In reviewing her philosophical differences with the utopian urban planners, Jacobs was sceptical about an expansive, top-down mentality that professed to know what’s good for people.
‘I have very little faith in even the kind of person who prefers to take large overall views of things.’
Jacobs believed in bottom-up decision-making; in realising the creativity of the communities most engaged with issues.
‘Historically solutions to city problems have very seldom come from the top. They come from people who understand the problems first hand because they’re living with them and they have new and ingenious, and often very offbeat, ideas of how to solve them.’
I wonder, in the leadership and management of modern businesses, are we inclined to pursue top-down or bottom-up strategies? Is our instinct for centralised control, or democratised empowerment? Do we feel more comfortable with utopian, abstract schemes, or organic, chaotic complexity?
Are we, like the urban planners before us, seduced by grand designs and visionary thinking; by the elegance of detailed computer graphics and the authority of infinite data-streams?
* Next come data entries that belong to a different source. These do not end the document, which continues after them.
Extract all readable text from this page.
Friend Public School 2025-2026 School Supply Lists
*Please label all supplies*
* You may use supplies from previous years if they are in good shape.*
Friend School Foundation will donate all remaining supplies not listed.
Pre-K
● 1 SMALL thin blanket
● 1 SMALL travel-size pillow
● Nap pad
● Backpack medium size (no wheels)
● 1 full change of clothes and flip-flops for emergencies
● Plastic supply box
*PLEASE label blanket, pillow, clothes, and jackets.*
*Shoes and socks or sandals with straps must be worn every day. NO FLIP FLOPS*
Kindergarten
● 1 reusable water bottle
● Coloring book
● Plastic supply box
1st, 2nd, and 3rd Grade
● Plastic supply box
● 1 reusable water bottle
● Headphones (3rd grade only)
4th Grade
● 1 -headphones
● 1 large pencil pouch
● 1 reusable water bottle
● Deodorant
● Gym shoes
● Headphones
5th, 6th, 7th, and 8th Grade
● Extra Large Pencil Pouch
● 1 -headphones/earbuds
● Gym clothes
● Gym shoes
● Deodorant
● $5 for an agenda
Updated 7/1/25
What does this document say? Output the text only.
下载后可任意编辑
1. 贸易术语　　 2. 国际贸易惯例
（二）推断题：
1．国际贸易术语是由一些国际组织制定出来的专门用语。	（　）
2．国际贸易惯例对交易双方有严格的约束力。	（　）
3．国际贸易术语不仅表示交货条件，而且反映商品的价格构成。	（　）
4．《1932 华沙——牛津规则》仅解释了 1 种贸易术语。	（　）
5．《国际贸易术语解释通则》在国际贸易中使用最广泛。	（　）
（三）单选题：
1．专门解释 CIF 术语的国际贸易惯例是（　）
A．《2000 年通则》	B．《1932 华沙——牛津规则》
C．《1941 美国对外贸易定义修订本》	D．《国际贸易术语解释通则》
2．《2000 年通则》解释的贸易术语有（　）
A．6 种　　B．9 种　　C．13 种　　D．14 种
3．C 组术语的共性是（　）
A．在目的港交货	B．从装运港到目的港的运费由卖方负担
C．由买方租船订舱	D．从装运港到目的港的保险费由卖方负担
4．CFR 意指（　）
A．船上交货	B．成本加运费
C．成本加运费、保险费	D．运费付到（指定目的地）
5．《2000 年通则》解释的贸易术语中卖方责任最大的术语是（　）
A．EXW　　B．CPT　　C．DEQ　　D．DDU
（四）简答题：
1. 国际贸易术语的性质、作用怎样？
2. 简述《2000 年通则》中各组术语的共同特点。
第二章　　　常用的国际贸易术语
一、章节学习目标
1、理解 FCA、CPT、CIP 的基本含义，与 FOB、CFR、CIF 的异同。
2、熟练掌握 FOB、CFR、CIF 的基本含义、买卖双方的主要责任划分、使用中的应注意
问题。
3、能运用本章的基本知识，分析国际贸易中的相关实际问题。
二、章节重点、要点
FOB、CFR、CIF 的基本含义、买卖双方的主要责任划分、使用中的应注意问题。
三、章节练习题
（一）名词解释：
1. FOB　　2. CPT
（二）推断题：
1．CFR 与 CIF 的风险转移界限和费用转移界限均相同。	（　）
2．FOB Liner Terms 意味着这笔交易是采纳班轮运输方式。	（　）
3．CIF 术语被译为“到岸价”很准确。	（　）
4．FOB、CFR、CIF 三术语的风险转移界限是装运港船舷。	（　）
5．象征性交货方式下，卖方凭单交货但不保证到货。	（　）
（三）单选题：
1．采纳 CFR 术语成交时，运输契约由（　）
Or do we observe how our organisations work in real life? Do we properly embrace the knowledge and knowhow of the workforce; the wisdom of colleagues?
It’s important to recognise that Jacobs had her critics. Some have suggested that her success in preserving old city neighbourhoods precipitated the gentrification that drove lower income residents out. Some have observed that, though Moses may have been wrong about high-rise and highways, cities do need infrastructure; they do need utilities and public transport. Cities need planning.
Having said this, Jacobs teaches anyone involved in organisational change some critical lessons: that the best organisations have a soul worth preserving; that preservation is critical to genuine progress; and that all progress should benefit the many, not just the few.
The challenge for contemporary leaders is to develop visionary, far-reaching plans for their business that are rooted in a deeper understanding of what colleagues want and need; to run at the future armed with the expertise and creativity of our staff; to find a path to progress that retains the company’s vital organic culture.
‘People make cities, and it is to them, not buildings, that we must fit our plans.’